Kinetic Isotope Effects are only distantly related to the increased mass
(reduced mass in the Schrödinger Wave Equation). KIE is a quantum mechanical
Research zero-point energy and think about the strength of the bonds involved.
OK, well I know that the wavenumber (proportional to both frequency and energy of the vibration) varies inversely with the reduced mass. => which would lead to a higher ZPE for H-H than for D-D for example.
Now in the case of CH, NH and OH, I totally missed the point that the reduced mass takes into account both the isotope and the atom to which it is bonded. I have calculated the reduced masses for each of CH, CD, NH, ND, OH and OD. I found that going from C to N to O, the reduced masses all increase, as does the difference between the reduced masses. So for OH/OD there is a bigger difference in the reduced mass than for CH/CD. As difference in reduced mass increases, so does difference in ZPEs (from Hooke's Law, by way of wavenumber, frequency).
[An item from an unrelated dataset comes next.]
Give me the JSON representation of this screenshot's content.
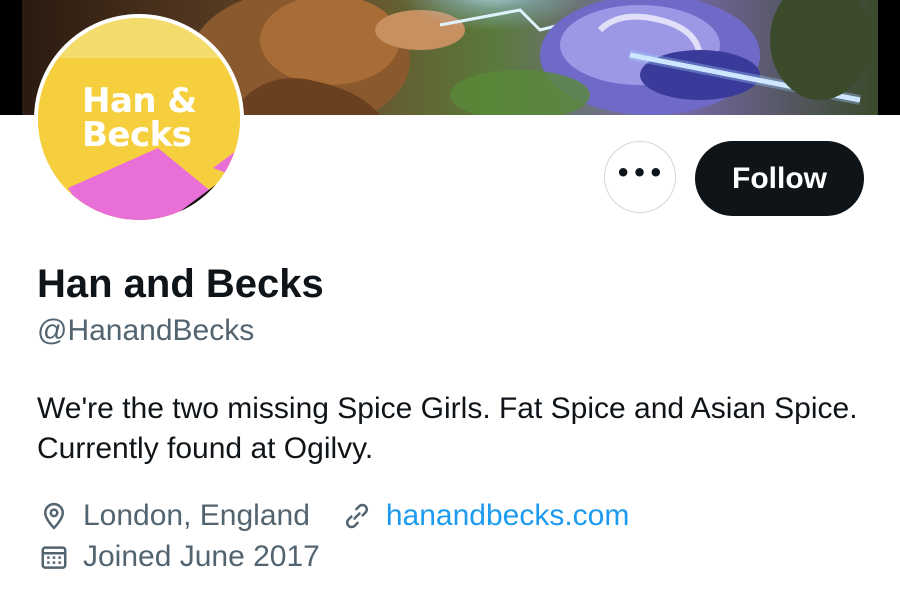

Given that in each case the maximum KIE value occurs when the transition state contains no vibrational structure involving the isotope, we can assume that magnitude of maximum KIE values are dictated solely by the difference in ZPEs. => This would lead to OH having a larger maximum KIE than CH, I think
This is what I've come up with but I don't know if it is correct.
About bond strengths, in what way are they important for the Kinetic Isotope Effect? I have found bond energies that suggest the order of strength in these 3 bonds as OH (strongest) > CH > NH (weakest). This does not correlate with the order of OH > NH > CH for maximum kinetic isotope effects.http://www.kentchemistry.com/links/Kinetics/BondEnergy.htm
Do you think I have made a mistake or on the right track? I really appreciate that people come on this to share their knowledge it's great!!